Kemurkaan

1.5K 184 73
                                    

Hai kalongers! semoga sehat selalu dan jangan bosen mampir ninggalin jejak di kolom komentar. 

curcol dikit ya. kalau udah up chapter atau story selanjutnya, kebanyakan gak balas komen di chapter atau story sebelumnya. tidak ada maksud sombong pilih-kasih kok. serius. *cuma kasih tahu, gak usah dikomen curcolan ini.*

*

Sorot mata Jisoo langsung tidak suka melihat cek pemberian Seohyun senilai 12 juta won. Belum lagi ternyata sang kakak mengaku sudah memperpanjang masa sewa apartemen. Tidak ada maksud kurang bersyukur atau tak tahu terima kasih. Hanya tak mau membebankan sang kakak dan malu karena merasa tidak bisa mandiri.

"Mengapa Unnie melakukan ini? Seharusnya bicarakan dulu padaku. Kamera, sewa apartemen, dan sekarang cek. Apa-apaan?"

"Jisoo, aku kakakmu dan tahu bagaimana dirimu. Kau tak mau meminta dan jika diberi pasti menolak. Jadi mau tak mau sudah kuperpanjang sewa selama tiga tahun dan tidak bisa ditarik lagi terlepas menerima atau tidak."

"Unnie membuatku terlihat lemah. Aku tidak suka."

"Kau tidak lemah tapi egois karena merasa bisa hidup sendiri. Jisoo, kau punya keluarga, sahabat, dan rekan bisnis."

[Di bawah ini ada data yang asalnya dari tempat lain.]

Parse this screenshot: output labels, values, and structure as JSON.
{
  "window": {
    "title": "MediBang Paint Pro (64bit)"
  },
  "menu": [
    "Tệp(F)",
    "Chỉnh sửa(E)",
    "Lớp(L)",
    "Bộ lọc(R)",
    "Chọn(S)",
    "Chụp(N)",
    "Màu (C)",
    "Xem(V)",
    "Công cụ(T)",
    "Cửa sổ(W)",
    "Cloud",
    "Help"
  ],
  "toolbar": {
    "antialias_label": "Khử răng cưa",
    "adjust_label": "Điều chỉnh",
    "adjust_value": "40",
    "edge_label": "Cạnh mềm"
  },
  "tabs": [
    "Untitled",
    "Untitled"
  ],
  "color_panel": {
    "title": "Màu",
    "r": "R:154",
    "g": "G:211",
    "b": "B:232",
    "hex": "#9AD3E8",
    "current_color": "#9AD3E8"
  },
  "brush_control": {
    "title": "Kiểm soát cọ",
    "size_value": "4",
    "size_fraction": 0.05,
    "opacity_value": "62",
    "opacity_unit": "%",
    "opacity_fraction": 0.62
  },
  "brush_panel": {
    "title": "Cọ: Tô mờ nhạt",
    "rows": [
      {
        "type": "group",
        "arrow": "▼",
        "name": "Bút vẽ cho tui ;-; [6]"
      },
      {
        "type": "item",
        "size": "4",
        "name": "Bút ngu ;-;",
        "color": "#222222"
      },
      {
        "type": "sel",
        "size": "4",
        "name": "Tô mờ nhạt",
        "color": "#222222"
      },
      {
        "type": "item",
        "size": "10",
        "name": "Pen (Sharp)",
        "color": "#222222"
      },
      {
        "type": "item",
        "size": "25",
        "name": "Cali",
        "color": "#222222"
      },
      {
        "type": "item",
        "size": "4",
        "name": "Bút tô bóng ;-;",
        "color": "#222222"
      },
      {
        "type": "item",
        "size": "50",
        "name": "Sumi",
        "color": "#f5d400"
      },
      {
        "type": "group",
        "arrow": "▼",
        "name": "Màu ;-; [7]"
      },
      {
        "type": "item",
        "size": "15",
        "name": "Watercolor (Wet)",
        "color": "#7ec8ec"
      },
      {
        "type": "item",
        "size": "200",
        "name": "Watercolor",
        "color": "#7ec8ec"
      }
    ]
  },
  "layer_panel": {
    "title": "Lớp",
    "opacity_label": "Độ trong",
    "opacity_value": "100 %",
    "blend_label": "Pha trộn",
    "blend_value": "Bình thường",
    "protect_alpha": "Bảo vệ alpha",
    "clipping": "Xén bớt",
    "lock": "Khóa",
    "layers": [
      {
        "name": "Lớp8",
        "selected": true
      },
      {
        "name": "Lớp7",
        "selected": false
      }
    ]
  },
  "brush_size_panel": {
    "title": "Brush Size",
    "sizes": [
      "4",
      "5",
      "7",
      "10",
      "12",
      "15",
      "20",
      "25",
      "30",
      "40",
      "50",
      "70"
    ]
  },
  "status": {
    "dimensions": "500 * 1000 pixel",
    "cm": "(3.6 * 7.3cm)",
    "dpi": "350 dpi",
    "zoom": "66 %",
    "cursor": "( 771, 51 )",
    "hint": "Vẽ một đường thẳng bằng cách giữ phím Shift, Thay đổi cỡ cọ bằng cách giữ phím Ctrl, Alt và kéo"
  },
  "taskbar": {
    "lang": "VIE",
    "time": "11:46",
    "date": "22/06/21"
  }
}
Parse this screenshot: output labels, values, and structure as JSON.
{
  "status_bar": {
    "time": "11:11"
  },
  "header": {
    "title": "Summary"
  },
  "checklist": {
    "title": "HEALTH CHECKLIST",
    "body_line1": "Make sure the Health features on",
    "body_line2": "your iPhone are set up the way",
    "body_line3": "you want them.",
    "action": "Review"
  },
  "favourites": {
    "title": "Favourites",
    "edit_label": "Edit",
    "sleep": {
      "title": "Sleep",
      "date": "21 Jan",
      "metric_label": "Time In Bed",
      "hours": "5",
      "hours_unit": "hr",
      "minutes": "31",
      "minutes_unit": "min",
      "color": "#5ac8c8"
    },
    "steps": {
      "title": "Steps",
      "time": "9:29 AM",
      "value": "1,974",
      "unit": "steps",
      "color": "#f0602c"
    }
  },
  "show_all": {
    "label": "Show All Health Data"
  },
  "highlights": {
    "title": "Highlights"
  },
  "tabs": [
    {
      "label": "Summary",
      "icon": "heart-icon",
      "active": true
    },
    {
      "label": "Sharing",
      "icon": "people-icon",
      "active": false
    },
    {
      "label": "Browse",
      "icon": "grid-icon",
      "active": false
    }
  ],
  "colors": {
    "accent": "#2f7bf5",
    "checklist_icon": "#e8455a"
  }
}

Di dalam sepasang kakak-adik berdebat soal uang dan perasaan tidak enak. Di luar Rose dan Yoona menguping berharap semua rencana berjalan lancar. Seohyun dan Yoona sepakat membantu Rose untuk berbohong pada Jisoo soal uang pemberian Yoochun. Walau berat dan sempat tidak setuju, tapi tidak ada solusi lain.

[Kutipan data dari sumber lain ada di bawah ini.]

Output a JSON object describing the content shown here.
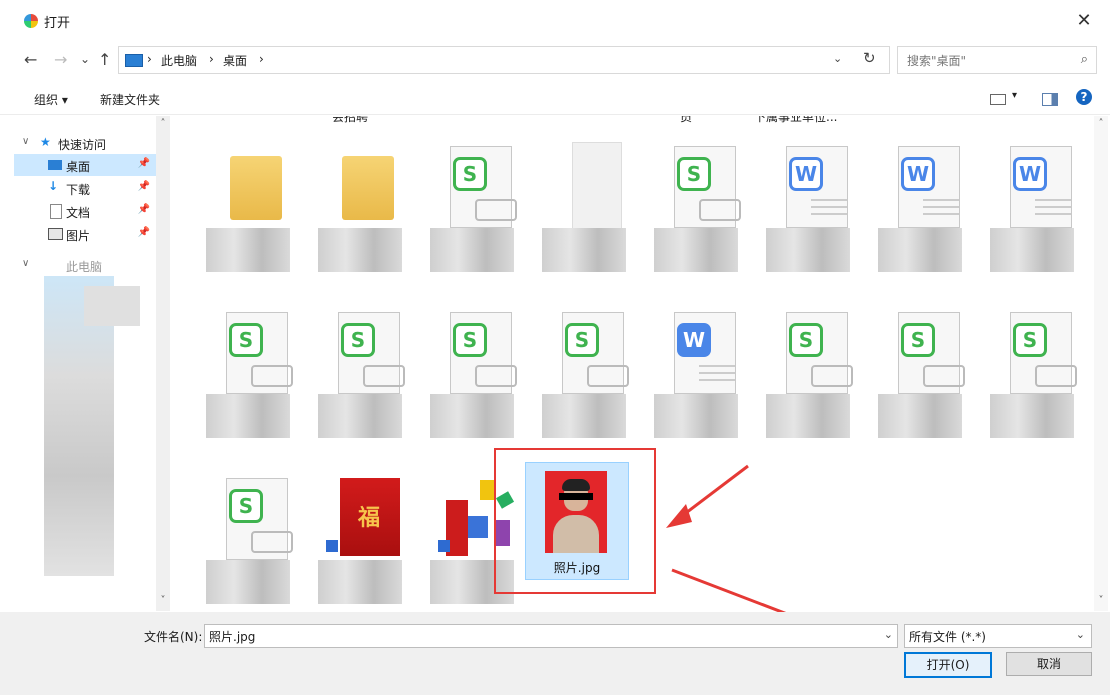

Mereka berpikir akan lebih mudah bagi Jisoo menerima uang yang diberikan Seohyun karena beralasan hubungan saudara. Rumit sekali harus meyakinkan Jisoo bilamana tahu alasan sebenarnya bahwa uang tersebut adalah transaksi untuk kepulangan Rose.

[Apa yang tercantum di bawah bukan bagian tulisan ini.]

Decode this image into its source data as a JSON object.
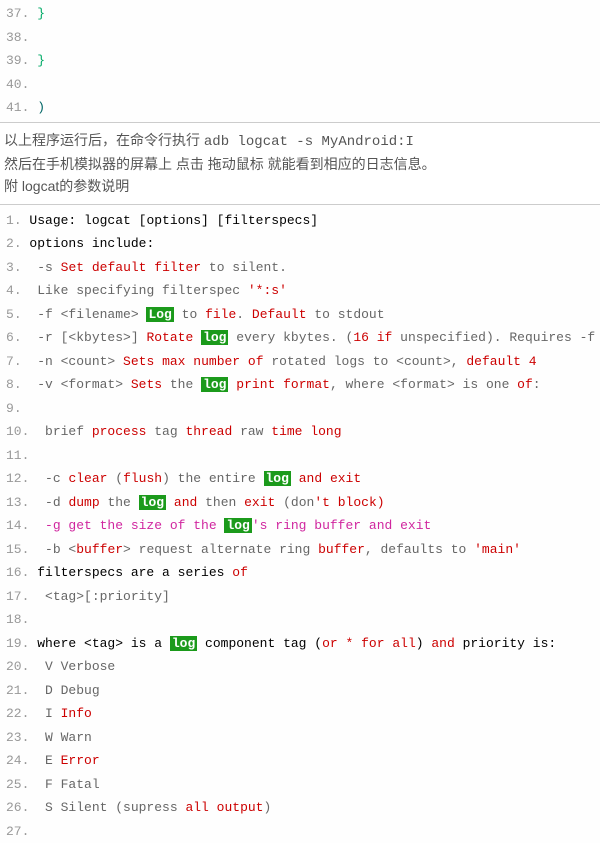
{
  "topcode": {
    "start": 36,
    "lines": [
      [
        {
          "cls": "brace",
          "t": "}"
        }
      ],
      [
        {
          "cls": "black",
          "t": " "
        }
      ],
      [
        {
          "cls": "brace",
          "t": "}"
        }
      ],
      [
        {
          "cls": "black",
          "t": " "
        }
      ],
      [
        {
          "cls": "paren-close",
          "t": ")"
        }
      ]
    ]
  },
  "middle": {
    "line1a": "以上程序运行后，在命令行执行  ",
    "line1b": "adb logcat -s MyAndroid:I",
    "line2": "然后在手机模拟器的屏幕上 点击 拖动鼠标 就能看到相应的日志信息。",
    "line3": "附 logcat的参数说明"
  },
  "help": {
    "start": 0,
    "lines": [
      [
        {
          "cls": "black",
          "t": "Usage: logcat [options] [filterspecs]"
        }
      ],
      [
        {
          "cls": "black",
          "t": "options include:"
        }
      ],
      [
        {
          "cls": "gray",
          "t": " -s "
        },
        {
          "cls": "kw-red",
          "t": "Set"
        },
        {
          "cls": "gray",
          "t": " "
        },
        {
          "cls": "kw-red",
          "t": "default"
        },
        {
          "cls": "gray",
          "t": " "
        },
        {
          "cls": "kw-red",
          "t": "filter"
        },
        {
          "cls": "gray",
          "t": " to silent."
        }
      ],
      [
        {
          "cls": "gray",
          "t": " Like specifying filterspec "
        },
        {
          "cls": "str-red",
          "t": "'*:s'"
        }
      ],
      [
        {
          "cls": "gray",
          "t": " -f <filename> "
        },
        {
          "cls": "highlight-log",
          "t": "Log"
        },
        {
          "cls": "gray",
          "t": " to "
        },
        {
          "cls": "kw-red",
          "t": "file"
        },
        {
          "cls": "gray",
          "t": ". "
        },
        {
          "cls": "kw-red",
          "t": "Default"
        },
        {
          "cls": "gray",
          "t": " to stdout"
        }
      ],
      [
        {
          "cls": "gray",
          "t": " -r [<kbytes>] "
        },
        {
          "cls": "kw-red",
          "t": "Rotate"
        },
        {
          "cls": "gray",
          "t": " "
        },
        {
          "cls": "highlight-log",
          "t": "log"
        },
        {
          "cls": "gray",
          "t": " every kbytes. ("
        },
        {
          "cls": "num",
          "t": "16"
        },
        {
          "cls": "gray",
          "t": " "
        },
        {
          "cls": "kw-red",
          "t": "if"
        },
        {
          "cls": "gray",
          "t": " unspecified). Requires -f"
        }
      ],
      [
        {
          "cls": "gray",
          "t": " -n <count> "
        },
        {
          "cls": "kw-red",
          "t": "Sets"
        },
        {
          "cls": "gray",
          "t": " "
        },
        {
          "cls": "kw-red",
          "t": "max"
        },
        {
          "cls": "gray",
          "t": " "
        },
        {
          "cls": "kw-red",
          "t": "number"
        },
        {
          "cls": "gray",
          "t": " "
        },
        {
          "cls": "kw-red",
          "t": "of"
        },
        {
          "cls": "gray",
          "t": " rotated logs to <count>, "
        },
        {
          "cls": "kw-red",
          "t": "default"
        },
        {
          "cls": "gray",
          "t": " "
        },
        {
          "cls": "num",
          "t": "4"
        }
      ],
      [
        {
          "cls": "gray",
          "t": " -v <format> "
        },
        {
          "cls": "kw-red",
          "t": "Sets"
        },
        {
          "cls": "gray",
          "t": " the "
        },
        {
          "cls": "highlight-log",
          "t": "log"
        },
        {
          "cls": "gray",
          "t": " "
        },
        {
          "cls": "kw-red",
          "t": "print"
        },
        {
          "cls": "gray",
          "t": " "
        },
        {
          "cls": "kw-red",
          "t": "format"
        },
        {
          "cls": "gray",
          "t": ", where <format> is one "
        },
        {
          "cls": "kw-red",
          "t": "of"
        },
        {
          "cls": "gray",
          "t": ":"
        }
      ],
      [
        {
          "cls": "gray",
          "t": " "
        }
      ],
      [
        {
          "cls": "gray",
          "t": " brief "
        },
        {
          "cls": "kw-red",
          "t": "process"
        },
        {
          "cls": "gray",
          "t": " tag "
        },
        {
          "cls": "kw-red",
          "t": "thread"
        },
        {
          "cls": "gray",
          "t": " raw "
        },
        {
          "cls": "kw-red",
          "t": "time"
        },
        {
          "cls": "gray",
          "t": " "
        },
        {
          "cls": "kw-red",
          "t": "long"
        }
      ],
      [
        {
          "cls": "gray",
          "t": " "
        }
      ],
      [
        {
          "cls": "gray",
          "t": " -c "
        },
        {
          "cls": "kw-red",
          "t": "clear"
        },
        {
          "cls": "gray",
          "t": " ("
        },
        {
          "cls": "kw-red",
          "t": "flush"
        },
        {
          "cls": "gray",
          "t": ") the entire "
        },
        {
          "cls": "highlight-log",
          "t": "log"
        },
        {
          "cls": "gray",
          "t": " "
        },
        {
          "cls": "kw-red",
          "t": "and"
        },
        {
          "cls": "gray",
          "t": " "
        },
        {
          "cls": "kw-red",
          "t": "exit"
        }
      ],
      [
        {
          "cls": "gray",
          "t": " -d "
        },
        {
          "cls": "kw-red",
          "t": "dump"
        },
        {
          "cls": "gray",
          "t": " the "
        },
        {
          "cls": "highlight-log",
          "t": "log"
        },
        {
          "cls": "gray",
          "t": " "
        },
        {
          "cls": "kw-red",
          "t": "and"
        },
        {
          "cls": "gray",
          "t": " then "
        },
        {
          "cls": "kw-red",
          "t": "exit"
        },
        {
          "cls": "gray",
          "t": " (don"
        },
        {
          "cls": "str-red",
          "t": "'t block)"
        }
      ],
      [
        {
          "cls": "kw-pink",
          "t": " -g get the size of the "
        },
        {
          "cls": "highlight-log",
          "t": "log"
        },
        {
          "cls": "kw-pink",
          "t": "'"
        },
        {
          "cls": "kw-pink",
          "t": "s ring buffer and exit"
        }
      ],
      [
        {
          "cls": "gray",
          "t": " -b <"
        },
        {
          "cls": "kw-red",
          "t": "buffer"
        },
        {
          "cls": "gray",
          "t": "> request alternate ring "
        },
        {
          "cls": "kw-red",
          "t": "buffer"
        },
        {
          "cls": "gray",
          "t": ", defaults to "
        },
        {
          "cls": "str-red",
          "t": "'main'"
        }
      ],
      [
        {
          "cls": "black",
          "t": "filterspecs are a series "
        },
        {
          "cls": "kw-red",
          "t": "of"
        }
      ],
      [
        {
          "cls": "gray",
          "t": " <tag>[:priority]"
        }
      ],
      [
        {
          "cls": "gray",
          "t": " "
        }
      ],
      [
        {
          "cls": "black",
          "t": "where <tag> is a "
        },
        {
          "cls": "highlight-log",
          "t": "log"
        },
        {
          "cls": "black",
          "t": " component tag ("
        },
        {
          "cls": "kw-red",
          "t": "or"
        },
        {
          "cls": "black",
          "t": " "
        },
        {
          "cls": "kw-red",
          "t": "*"
        },
        {
          "cls": "black",
          "t": " "
        },
        {
          "cls": "kw-red",
          "t": "for"
        },
        {
          "cls": "black",
          "t": " "
        },
        {
          "cls": "kw-red",
          "t": "all"
        },
        {
          "cls": "black",
          "t": ") "
        },
        {
          "cls": "kw-red",
          "t": "and"
        },
        {
          "cls": "black",
          "t": " priority is:"
        }
      ],
      [
        {
          "cls": "gray",
          "t": " V Verbose"
        }
      ],
      [
        {
          "cls": "gray",
          "t": " D Debug"
        }
      ],
      [
        {
          "cls": "gray",
          "t": " I "
        },
        {
          "cls": "kw-red",
          "t": "Info"
        }
      ],
      [
        {
          "cls": "gray",
          "t": " W Warn"
        }
      ],
      [
        {
          "cls": "gray",
          "t": " E "
        },
        {
          "cls": "kw-red",
          "t": "Error"
        }
      ],
      [
        {
          "cls": "gray",
          "t": " F Fatal"
        }
      ],
      [
        {
          "cls": "gray",
          "t": " S Silent (supress "
        },
        {
          "cls": "kw-red",
          "t": "all"
        },
        {
          "cls": "gray",
          "t": " "
        },
        {
          "cls": "kw-red",
          "t": "output"
        },
        {
          "cls": "gray",
          "t": ")"
        }
      ],
      [
        {
          "cls": "gray",
          "t": " "
        }
      ]
    ]
  }
}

"Unnie, aku tidak akan memaafkanmu jika saat kukembalikan kau tidak mau menerima," rajuk Jisoo terdengar di balik pintu.

Yoona dan Rose buru-buru angkat kaki karena berarti sepasang kakak-adik siap keluar. Mereka bersembunyi di balik tembok persimpangan tanpa ingin mengintip karena takut ketahuan. Beberapa saat kemudian terlihat Seohyun kebingungan mencari. Barulah keduanya membuka suara lirih.

"Aigooo, kukira di mana."

"Unnie, gomawo. Maaf harus melibatkan Unnie."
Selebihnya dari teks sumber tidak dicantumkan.